Change the format. If you’ve been writing and revising longhand, try working with a computer. Conversely, if you’ve been working with a computer, print out your document to revise longhand. Sometimes a shift this small can help. I have a theory that the extra time it takes me to write and edit longhand forces me to think a bit slower and find a slightly better sentence.
Enlist a reader. A second set of eyes views your writing from a different perspective. If you work on something on your own for too long, you start to lose sight of how a fresh reader might approach it. You may have edited out something crucial, the absence of which only a new reader can recognize. You also run the risk of editing the thing so thoroughly that it loses its original inspiration/spark/magic.

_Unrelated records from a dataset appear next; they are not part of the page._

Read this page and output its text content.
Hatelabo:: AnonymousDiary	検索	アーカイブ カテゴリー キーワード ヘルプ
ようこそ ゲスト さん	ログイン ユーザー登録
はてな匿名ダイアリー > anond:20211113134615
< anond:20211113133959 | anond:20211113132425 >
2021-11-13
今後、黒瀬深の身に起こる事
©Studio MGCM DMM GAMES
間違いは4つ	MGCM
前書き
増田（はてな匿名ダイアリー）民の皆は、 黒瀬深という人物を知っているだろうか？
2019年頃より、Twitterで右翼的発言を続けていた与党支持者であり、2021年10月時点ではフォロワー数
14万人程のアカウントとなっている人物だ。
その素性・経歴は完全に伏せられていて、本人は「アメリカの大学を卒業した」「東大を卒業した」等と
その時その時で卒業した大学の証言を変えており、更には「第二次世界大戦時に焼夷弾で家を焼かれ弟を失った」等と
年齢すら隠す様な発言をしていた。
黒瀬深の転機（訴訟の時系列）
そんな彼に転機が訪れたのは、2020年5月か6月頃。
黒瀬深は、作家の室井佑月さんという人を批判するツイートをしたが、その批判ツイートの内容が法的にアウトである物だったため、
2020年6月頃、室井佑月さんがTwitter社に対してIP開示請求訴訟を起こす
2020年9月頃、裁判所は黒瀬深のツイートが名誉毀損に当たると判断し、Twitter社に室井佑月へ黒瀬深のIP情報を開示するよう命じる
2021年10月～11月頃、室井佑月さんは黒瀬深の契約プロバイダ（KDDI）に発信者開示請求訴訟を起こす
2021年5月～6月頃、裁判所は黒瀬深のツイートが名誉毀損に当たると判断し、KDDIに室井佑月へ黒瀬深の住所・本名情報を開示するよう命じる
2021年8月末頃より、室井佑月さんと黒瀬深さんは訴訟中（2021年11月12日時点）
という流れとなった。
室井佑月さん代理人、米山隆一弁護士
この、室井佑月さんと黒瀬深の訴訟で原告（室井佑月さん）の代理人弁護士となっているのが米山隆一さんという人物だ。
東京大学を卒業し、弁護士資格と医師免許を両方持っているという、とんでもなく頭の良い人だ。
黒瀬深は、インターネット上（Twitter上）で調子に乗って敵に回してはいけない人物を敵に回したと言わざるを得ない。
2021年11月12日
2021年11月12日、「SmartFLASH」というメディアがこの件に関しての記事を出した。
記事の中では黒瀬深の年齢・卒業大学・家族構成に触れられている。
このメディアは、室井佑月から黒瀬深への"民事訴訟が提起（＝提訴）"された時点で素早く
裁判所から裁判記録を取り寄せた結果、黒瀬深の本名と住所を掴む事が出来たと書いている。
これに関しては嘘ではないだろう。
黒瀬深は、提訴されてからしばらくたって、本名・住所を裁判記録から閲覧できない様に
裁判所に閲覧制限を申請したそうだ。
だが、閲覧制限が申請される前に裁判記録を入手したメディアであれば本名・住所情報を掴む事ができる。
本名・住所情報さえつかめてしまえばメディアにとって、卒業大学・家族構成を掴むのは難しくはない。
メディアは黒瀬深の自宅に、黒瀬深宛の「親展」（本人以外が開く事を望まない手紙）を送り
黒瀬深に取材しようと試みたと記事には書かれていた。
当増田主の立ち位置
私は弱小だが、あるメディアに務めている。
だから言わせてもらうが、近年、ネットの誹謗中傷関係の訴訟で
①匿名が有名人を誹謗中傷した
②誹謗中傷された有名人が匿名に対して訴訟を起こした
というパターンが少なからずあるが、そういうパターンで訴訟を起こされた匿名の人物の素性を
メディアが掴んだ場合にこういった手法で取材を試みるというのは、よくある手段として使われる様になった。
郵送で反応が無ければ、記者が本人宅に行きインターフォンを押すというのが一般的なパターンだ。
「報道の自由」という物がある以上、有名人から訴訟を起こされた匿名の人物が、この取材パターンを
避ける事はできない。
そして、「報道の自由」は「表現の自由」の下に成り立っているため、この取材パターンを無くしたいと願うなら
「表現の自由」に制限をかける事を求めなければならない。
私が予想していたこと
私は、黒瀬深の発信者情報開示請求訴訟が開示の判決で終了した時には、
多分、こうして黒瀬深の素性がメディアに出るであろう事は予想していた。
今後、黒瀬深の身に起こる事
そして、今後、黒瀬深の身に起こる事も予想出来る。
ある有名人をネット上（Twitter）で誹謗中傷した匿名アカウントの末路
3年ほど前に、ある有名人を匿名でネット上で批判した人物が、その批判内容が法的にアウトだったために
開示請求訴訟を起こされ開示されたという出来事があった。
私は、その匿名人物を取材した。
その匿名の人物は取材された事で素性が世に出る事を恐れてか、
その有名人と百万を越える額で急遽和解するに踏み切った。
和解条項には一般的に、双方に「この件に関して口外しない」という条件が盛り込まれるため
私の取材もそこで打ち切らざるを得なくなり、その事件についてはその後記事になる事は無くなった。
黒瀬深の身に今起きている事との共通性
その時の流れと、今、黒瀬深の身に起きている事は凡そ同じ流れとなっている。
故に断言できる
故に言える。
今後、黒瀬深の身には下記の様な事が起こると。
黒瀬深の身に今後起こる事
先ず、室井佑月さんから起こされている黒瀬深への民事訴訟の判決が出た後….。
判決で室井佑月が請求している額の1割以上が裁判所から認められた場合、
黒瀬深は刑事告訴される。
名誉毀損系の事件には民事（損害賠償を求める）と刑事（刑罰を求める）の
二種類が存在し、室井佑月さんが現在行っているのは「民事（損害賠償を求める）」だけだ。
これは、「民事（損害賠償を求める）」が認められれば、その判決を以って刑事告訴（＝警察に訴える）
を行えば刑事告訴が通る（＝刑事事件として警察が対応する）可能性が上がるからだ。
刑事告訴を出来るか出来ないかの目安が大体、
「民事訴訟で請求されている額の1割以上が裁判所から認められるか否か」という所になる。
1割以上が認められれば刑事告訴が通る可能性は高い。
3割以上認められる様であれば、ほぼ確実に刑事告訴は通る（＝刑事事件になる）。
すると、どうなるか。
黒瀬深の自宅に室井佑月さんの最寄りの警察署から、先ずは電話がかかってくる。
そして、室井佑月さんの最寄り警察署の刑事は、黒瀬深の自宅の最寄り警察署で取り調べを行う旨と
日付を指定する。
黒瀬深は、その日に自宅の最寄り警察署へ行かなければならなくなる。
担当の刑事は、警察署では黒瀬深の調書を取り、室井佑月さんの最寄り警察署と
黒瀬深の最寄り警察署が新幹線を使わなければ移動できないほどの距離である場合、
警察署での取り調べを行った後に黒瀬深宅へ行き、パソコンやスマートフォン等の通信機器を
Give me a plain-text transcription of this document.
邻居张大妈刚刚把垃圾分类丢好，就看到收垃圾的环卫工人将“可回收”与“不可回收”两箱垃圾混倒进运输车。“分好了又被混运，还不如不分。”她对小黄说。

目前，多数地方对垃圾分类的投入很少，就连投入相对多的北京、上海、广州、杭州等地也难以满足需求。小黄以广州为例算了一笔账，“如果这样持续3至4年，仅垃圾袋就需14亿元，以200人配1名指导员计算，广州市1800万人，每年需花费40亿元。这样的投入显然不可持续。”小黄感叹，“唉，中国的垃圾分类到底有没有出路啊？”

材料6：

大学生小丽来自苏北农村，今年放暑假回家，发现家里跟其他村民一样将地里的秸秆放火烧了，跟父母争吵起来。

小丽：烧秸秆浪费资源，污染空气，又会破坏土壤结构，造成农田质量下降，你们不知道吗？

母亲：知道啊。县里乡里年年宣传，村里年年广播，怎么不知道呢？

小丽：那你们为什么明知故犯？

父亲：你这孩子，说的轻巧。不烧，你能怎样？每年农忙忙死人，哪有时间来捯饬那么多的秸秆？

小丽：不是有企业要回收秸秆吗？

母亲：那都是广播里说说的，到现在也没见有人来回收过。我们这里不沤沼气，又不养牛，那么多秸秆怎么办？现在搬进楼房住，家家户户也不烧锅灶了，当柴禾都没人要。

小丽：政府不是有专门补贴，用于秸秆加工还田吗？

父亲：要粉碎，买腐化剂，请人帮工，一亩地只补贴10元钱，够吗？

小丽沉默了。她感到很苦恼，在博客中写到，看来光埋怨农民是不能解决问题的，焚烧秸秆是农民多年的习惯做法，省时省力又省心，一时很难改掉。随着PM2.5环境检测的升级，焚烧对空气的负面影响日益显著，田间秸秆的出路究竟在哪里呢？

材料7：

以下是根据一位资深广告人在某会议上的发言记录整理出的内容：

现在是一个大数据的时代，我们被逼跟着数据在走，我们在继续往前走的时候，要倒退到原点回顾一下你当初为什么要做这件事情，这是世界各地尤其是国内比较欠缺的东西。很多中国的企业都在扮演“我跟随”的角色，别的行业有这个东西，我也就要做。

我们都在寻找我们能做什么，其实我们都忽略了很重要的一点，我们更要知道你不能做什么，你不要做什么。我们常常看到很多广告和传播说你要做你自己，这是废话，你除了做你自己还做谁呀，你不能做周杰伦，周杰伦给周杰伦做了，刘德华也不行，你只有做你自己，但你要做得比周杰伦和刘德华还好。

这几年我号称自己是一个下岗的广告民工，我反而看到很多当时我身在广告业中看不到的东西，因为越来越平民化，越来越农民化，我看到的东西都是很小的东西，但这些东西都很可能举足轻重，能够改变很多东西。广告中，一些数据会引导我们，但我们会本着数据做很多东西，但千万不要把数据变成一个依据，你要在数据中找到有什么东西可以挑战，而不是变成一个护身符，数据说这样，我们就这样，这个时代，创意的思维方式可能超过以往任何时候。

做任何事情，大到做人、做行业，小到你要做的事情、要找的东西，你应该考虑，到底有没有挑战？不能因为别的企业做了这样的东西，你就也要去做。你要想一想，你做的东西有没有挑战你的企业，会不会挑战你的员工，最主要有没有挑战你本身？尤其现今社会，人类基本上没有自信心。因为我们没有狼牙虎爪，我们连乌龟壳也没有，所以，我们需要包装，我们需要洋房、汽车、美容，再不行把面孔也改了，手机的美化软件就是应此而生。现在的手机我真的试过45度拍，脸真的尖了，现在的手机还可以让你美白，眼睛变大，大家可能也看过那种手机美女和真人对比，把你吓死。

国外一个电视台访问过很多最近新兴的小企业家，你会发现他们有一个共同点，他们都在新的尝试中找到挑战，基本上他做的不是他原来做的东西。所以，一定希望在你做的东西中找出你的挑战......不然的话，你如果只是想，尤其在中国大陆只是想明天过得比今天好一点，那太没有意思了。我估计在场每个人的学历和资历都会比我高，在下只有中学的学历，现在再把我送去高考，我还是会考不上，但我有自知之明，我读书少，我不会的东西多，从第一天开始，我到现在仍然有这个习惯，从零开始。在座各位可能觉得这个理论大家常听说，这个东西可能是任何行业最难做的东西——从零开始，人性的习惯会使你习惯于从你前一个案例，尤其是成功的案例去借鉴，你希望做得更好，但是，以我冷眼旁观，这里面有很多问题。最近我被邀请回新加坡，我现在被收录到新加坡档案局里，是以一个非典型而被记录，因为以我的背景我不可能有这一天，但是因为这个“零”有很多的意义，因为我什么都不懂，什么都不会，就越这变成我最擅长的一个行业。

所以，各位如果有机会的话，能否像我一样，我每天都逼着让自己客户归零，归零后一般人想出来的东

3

Sleep on it. If you hit a wall, set down your project and return to it later after you’ve slept. If you’re not sleepy, eat a meal or go for a walk.
Step away and do something enriching. Your body and mind need to recharge. It can help to do something that’s creative but lacks the pressure of writing/revising. Do something just for the joy of it. We can learn to bring joy and playfulness back to our writing. Revising then turns into a form of play. Moving a sentence to the end of a paragraph, or rearranging a scene, can be like drawing something in the sand, only for the image to be washed away. And we learn to stop making up imaginary consequences for “getting it wrong.”
Read. Your brain files away lesson after lesson all on its own. Reading from books can answer your revision questions, even if you’re unaware of what you’re looking for. We pick up stylistic tools and techniques, we develop our sense of linguistic rhythm, we even become better spellers when we read. And when we return to our writing, we do so with a more complete tool belt, with the ability to fix problems we couldn’t see before.